Por isso, conselhos não deveriam perguntar apenas quais são as vantagens competitivas da empresa hoje. Deveriam questionar: em quais cenários essas vantagens podem se converter em passivos? Quanto maior o sucesso produzido por uma competência, maior o risco de a liderança transformá-la em dogma.
Ao relatar a aquisição da propriedade, o responsável por Lafleur usou uma expressão memorável: era necessário preservar o desconforto. Isso significava permanecer próximo da operação, questionar intermediários e impedir que a reputação gerasse complacência. Empresas bem-sucedidas também precisam dessa fricção. Conselheiros independentes, contato direto com clientes, visitas à operação e disposição para ouvir más notícias evitam que a alta liderança se afaste da realidade. Independência não é distância.
Deixar uma denominação reconhecida internacionalmente implica renunciar a uma referência valiosa e assumir riscos reputacionais. No caso de Lafleur, porém, a decisão foi precedida por anos de observação, dados, testes e aprendizado. Coragem não é impulsividade. Convicção não dispensa evidências.
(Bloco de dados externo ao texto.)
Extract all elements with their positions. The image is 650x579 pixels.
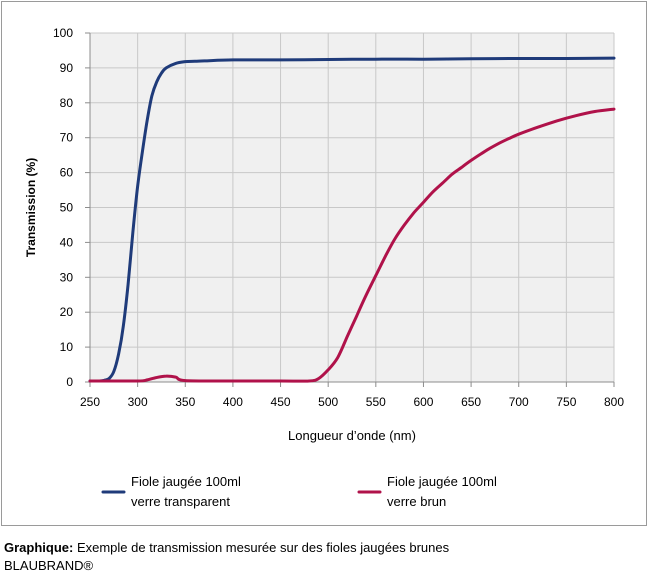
y-tick-label: 20: [60, 305, 74, 319]
y-axis-label: Transmission (%): [24, 158, 38, 257]
x-tick-label: 300: [128, 395, 148, 409]
x-tick-label: 600: [413, 395, 433, 409]
transmission-chart: 250 300 350 400 450 500 550 600 650 700 750 800 0 10…: [24, 26, 624, 509]
x-tick-label: 250: [80, 395, 100, 409]
series-line-1: [88, 56, 616, 383]
y-tick-label: 50: [60, 201, 74, 215]
y-tick-label: 30: [60, 270, 74, 284]
y-tick-label: 40: [60, 235, 74, 249]
x-tick-label: 400: [223, 395, 243, 409]
y-tick-label: 0: [66, 375, 73, 389]
legend: Fiole jaugée 100ml verre transparent Fiole…: [101, 474, 497, 509]
x-tick-label: 500: [318, 395, 338, 409]
y-tick-label: 90: [60, 61, 74, 75]
series-line-2: [88, 107, 616, 383]
caption-text: Exemple de transmission mesurée sur des …: [73, 540, 450, 555]
axes: [85, 32, 615, 387]
x-axis-label: Longueur d’onde (nm): [288, 428, 416, 443]
x-tick-label: 750: [556, 395, 576, 409]
legend-label-1-line2: verre transparent: [131, 494, 230, 509]
y-tick-label: 70: [60, 131, 74, 145]
y-tick-labels: 0 10 20 30 40 50 60 70 80 90 100: [53, 26, 73, 389]
x-tick-labels: 250 300 350 400 450 500 550 600 650 700 750 800: [80, 395, 624, 409]
x-tick-label: 650: [461, 395, 481, 409]
x-tick-label: 700: [509, 395, 529, 409]
x-tick-label: 800: [604, 395, 624, 409]
legend-label-2-line1: Fiole jaugée 100ml: [387, 474, 497, 489]
series-lines: [88, 56, 616, 383]
figure-caption: Graphique: Exemple de transmission mesur…: [4, 539, 449, 575]
y-tick-label: 100: [53, 26, 73, 40]
y-tick-label: 10: [60, 340, 74, 354]
chart-frame: [1, 1, 647, 526]
caption-label: Graphique:: [4, 540, 74, 555]
caption-line2: BLAUBRAND®: [4, 558, 94, 573]
x-tick-label: 550: [366, 395, 386, 409]
grid-lines: [90, 32, 615, 382]
legend-label-1-line1: Fiole jaugée 100ml: [131, 474, 241, 489]
y-tick-label: 80: [60, 96, 74, 110]
x-tick-label: 450: [271, 395, 291, 409]
x-tick-label: 350: [175, 395, 195, 409]
legend-label-2-line2: verre brun: [387, 494, 446, 509]
y-tick-label: 60: [60, 166, 74, 180]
Organizações longevas precisam de equilíbrio para administrar tensões, estrutura para proteger o que tem valor e estratégia para distinguir o que deve permanecer daquilo que precisa ser abandonado. Mudar para continuar o mesmo não é uma contradição. É reconhecer que o verdadeiro legado não está nas respostas do passado, mas na capacidade de formular novas respostas sem abandonar os princípios que deram sentido à organização.